Les deux hommes rentrèrent donc dans une salle aux murs décorés de fresques relatant les exploits des héros antiques. Toutes les personnes présentes étaient richement habillées, montrant leur position élevée dans la société romaine. Les femmes étaient assisses sur des canapés de velours, soutenus par des pieds sculptés en pattes de fauve. Les hommes discouraient sur les récentes décisions du Sénat. A l'entrée des deux protagonistes, toutes les discussions s'interrompirent, et d'un seul mouvement, les têtes se tournèrent sur eux. Face à ce silence respectueux, celui qui n’était qu’autre que le chef de famille affirma avec force :

« Ma chère épouse, chère belle-soeur, toute ma chère famille, il semblerait que notre cousin ici présent a une terrible nouvelle à nous transmettre. Je lui laisse la parole.

— Merci. Ce n'est pas facile à dire, mais j'ai assisté à un terrible spectacle, informa le triste messager, prenant le temps de bien choisir ses mots avant de continuer. Il semblerait que les Dieux, en colère, ont décidé de punir Pompéi... Le Vésuve s'est réveillé, et a anéanti la ville.

— Oh, par tous les dieux, comment est-ce possible ? Y a-t-il des survivants ? demanda l'épouse du maître de la demeure, effarée.

— Non, malheureusement, aucun survivant. Je suis désolé, conclut-il tristement en tournant son regard vers la femme assisse à côté d'elle.

— Non ! Non ! Je ne vous crois pas. Cela ne peut pas être vrai… Il doit être en vie, » cria cette dernière les larmes aux yeux, avant de s'évanouir.

Alarmées, un petit groupe de romaines présentes dans le salon se précipita auprès de leur compagne, et l'emmena dans sa chambre, pendant que la maîtresse des lieux envoya un esclave chercher un médecin. Le reste de l’assemblée regarda, impuissant, la pauvre éplorée emportée loin d’eux.
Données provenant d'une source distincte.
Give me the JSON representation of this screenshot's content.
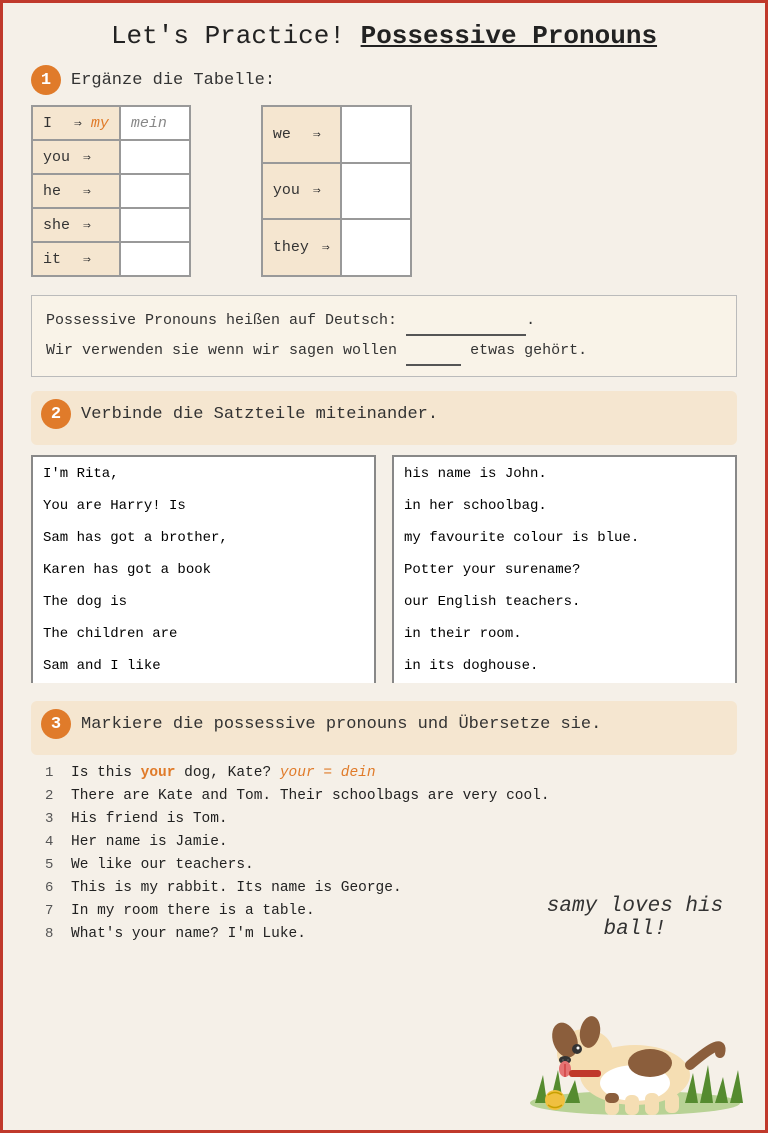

Tous ne ressentaient que tristesse, et compatissaient à sa douleur. Leur regard ne pouvait mentir, un regard qui était une fierté pour cette famille. Aucune autre ne possédait les yeux que les Dieux avaient créé pour eux, des yeux aussi clairs et profonds que l’eau, tirant un peu sur le violet, mais surtout des yeux des plus perçants. Les divinités leur avaient conféré la capacité d'avoir la meilleure vue du monde terrestre. C’était, d'un côté, une bénédiction dans les batailles, l'espionnage et dans l'art de repérer les meilleures opportunités, mais de l'autre, une malédiction. En effet, beaucoup de leurs ennemis cherchaient sans cesse le secret de leur pupille. Des envoyés de pays rivaux à Rome tentaient de les corrompre, et de les pousser à trahir leur nation. Refusant, ils durent faire face à un bon nombre de tentative d'enlèvement.
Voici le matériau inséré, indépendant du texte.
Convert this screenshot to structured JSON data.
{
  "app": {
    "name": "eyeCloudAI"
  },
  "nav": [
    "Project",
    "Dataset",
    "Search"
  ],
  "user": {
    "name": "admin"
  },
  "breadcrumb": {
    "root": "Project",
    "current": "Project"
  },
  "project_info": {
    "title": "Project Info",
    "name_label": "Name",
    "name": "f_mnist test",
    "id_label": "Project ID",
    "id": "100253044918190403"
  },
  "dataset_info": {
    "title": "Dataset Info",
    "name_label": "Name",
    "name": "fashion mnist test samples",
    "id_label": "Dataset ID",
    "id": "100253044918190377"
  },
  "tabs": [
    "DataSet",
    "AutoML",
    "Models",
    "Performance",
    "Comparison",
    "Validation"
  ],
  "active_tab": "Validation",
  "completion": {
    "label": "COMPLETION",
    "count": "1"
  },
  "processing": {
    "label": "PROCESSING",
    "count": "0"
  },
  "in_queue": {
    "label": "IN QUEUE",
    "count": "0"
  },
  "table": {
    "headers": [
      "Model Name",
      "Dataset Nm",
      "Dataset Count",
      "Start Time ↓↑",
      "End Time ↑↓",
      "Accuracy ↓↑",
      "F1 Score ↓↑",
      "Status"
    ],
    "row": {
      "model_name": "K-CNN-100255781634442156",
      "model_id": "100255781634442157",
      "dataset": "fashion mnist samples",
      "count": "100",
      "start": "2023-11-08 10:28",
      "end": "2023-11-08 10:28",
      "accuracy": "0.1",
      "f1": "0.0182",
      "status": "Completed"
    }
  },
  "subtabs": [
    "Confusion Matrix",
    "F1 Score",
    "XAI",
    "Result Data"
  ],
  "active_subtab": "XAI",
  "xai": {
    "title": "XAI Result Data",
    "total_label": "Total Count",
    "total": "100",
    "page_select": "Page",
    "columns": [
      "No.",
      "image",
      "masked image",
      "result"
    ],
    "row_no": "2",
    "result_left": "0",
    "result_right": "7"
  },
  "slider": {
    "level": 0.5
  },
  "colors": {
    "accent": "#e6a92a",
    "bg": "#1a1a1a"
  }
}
Pourquoi les Dieux avaient-ils béni cette famille en leur faisant ce don qu'elle transmettait de génération en génération ? Nul ne le savait vraiment. Certains disaient que c'était dû à leur ancêtre, descendant de la déesse Mère Terra et du fondateur de la ville de Rome. D'autres affirmaient que c'était pour remercier cette famille de sa piété, et de leur confiance, que les Divinités leur conférèrent ces yeux. En effet, chaque membre priait et faisait des offrandes aux Temples quelques soient les circonstances. Ils ne rataient aucunes célébrations. Cette lignée portait comme nom Junius Silanus, et son chef était Marius Junius Silanus. Ce dernier, habile à cacher ses sentiments, fut pourtant grandement ébranlé par la nouvelle que son cousin venait de clamer. Il dut s'asseoir, ainsi que beaucoup d'autres personnes. Les femmes encore présentes durent prendre l'air, ou se serrer dans les bras de leur époux pour pleurer tout leur sous. Oubliant toutes convenances, il se lamenta :

« Par tous les Dieux ! Mon frère était parti à Pompéi pour régler une affaire commerciale. C’est moi qui aurais dû m’y rendre. Avant le départ, Sol avait eu un mauvais pressentiment, et m'avait supplié de l'envoyer à ma place. Il sentait que quelque chose allait se passer. Se trompant rarement, j’ai voulu reporter ce voyage, mais comme le contrat espéré était important, il a aussi insisté pour s’y rendre. J’aurai dû le lui interdire.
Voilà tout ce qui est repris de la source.